You might have heard about talent hoarding lately as organizations work to shore up resources in the face of possible hiring freezes, layoffs, and reorganization. It’s tied directly to internal mobility (one of the signs of a healthy organization), and you might not even know it’s happening.
Talent hoarding is when companies prevent employees from career development opportunities because they don’t want to lose their top performers. It can also happen at the micro level within an organization if managers hoard their high performers from the rest of the organization. This creates a lack of employee career opportunities, negatively impacting retention, productivity, and morale.
You don’t have to have an expensive learning management system (LMS) to create a culture of learning and development within your organization. However, it is essential to communicate why internal mobility is crucial for the future success of your company. It ensures you have a future talent for positions you haven’t yet identified, learning opportunities for employees, managers who support teams in cross-training and cross-functional roles, and employee morale and retention.
What Your Employees Want and Your Candidates Expect: Career Growth
We have to understand what candidates expect from us and what our employees want, which is especially important in the current talent marketplace (where, despite announcements of layoffs and hiring freezes, we need to hire and retain our top performers).
Consider that Generation Z, or Gen Z (born between 1997 and 2012), currently make up 30% of the world’s population and is expected to account for 27% of the workforce by 2025. Gen Zers surveyed for LinkedIn’s 2022 Workplace Learning Report were more likely than any other generation to agree with the statement, “I used to think learning was not worthwhile, but now I think it is.” The survey also asked people what would motivate them to spend more time learning.
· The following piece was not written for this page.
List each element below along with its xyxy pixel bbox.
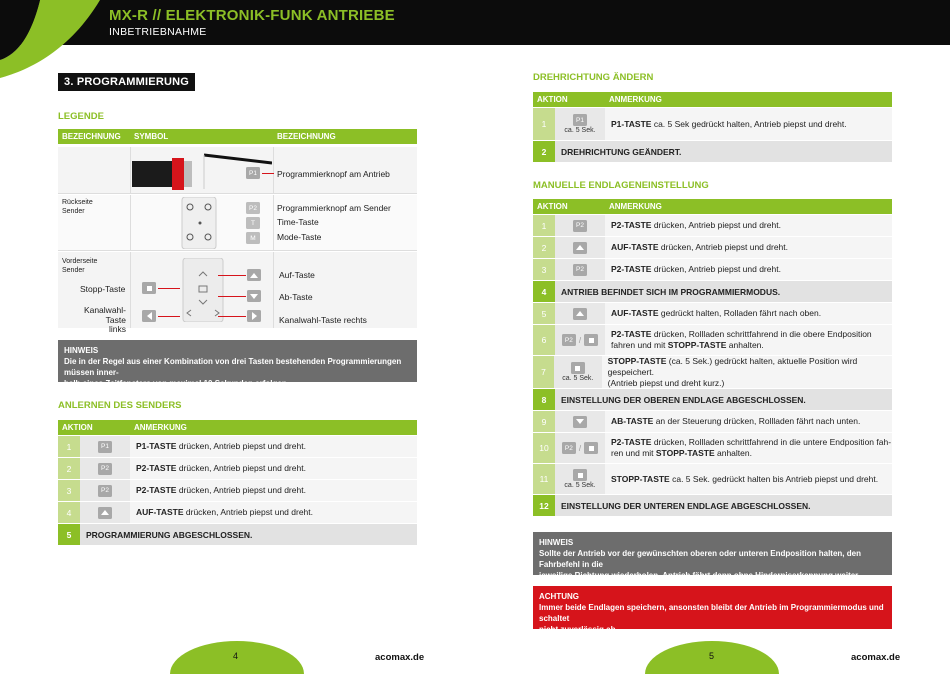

Gen Z employees led all other generations in selecting “if it helped me get another job internally, be promoted or get closer to reaching my career goals” as their number one motivation for learning. Their close second choice was “if it was personalized specifically for my interests and career goals.”
According to a 2021 Employee Well-Being Report, employees see “opportunities to learn and grow” as the top driver of work culture. A culture of learning not only engages your existing employees but can also help attract talent seeking an employer that prioritizes learning. Data shows that Gen Z employees with hopes or plans to leave their current roles have the clearest job-hunting agenda of any age cohort. They’re the leaders seeking more opportunities to move up or increase responsibilities (61%) and more opportunities to learn or practice new skills (76%). If your company isn’t ready to support these opportunities, you will lose great employees to your ready competitors.
Instilling a learning culture within your organization supports your current employees and helps your employer’s brand and talent attraction efforts. An employee whose employer is looking out for their best interests when learning new skills – whether those new skills are used at their company or another organization – is more likely to recommend your company to friends and colleagues and use your referral program.
Your workforce should have insight into your open jobs, and your recruiters should be rewarded for recruiting internally and externally. Transparency, honesty, and management training can support your goals, close skills gaps, and prepare teams and individuals with new skills and training opportunities so your organization can plan for future growth.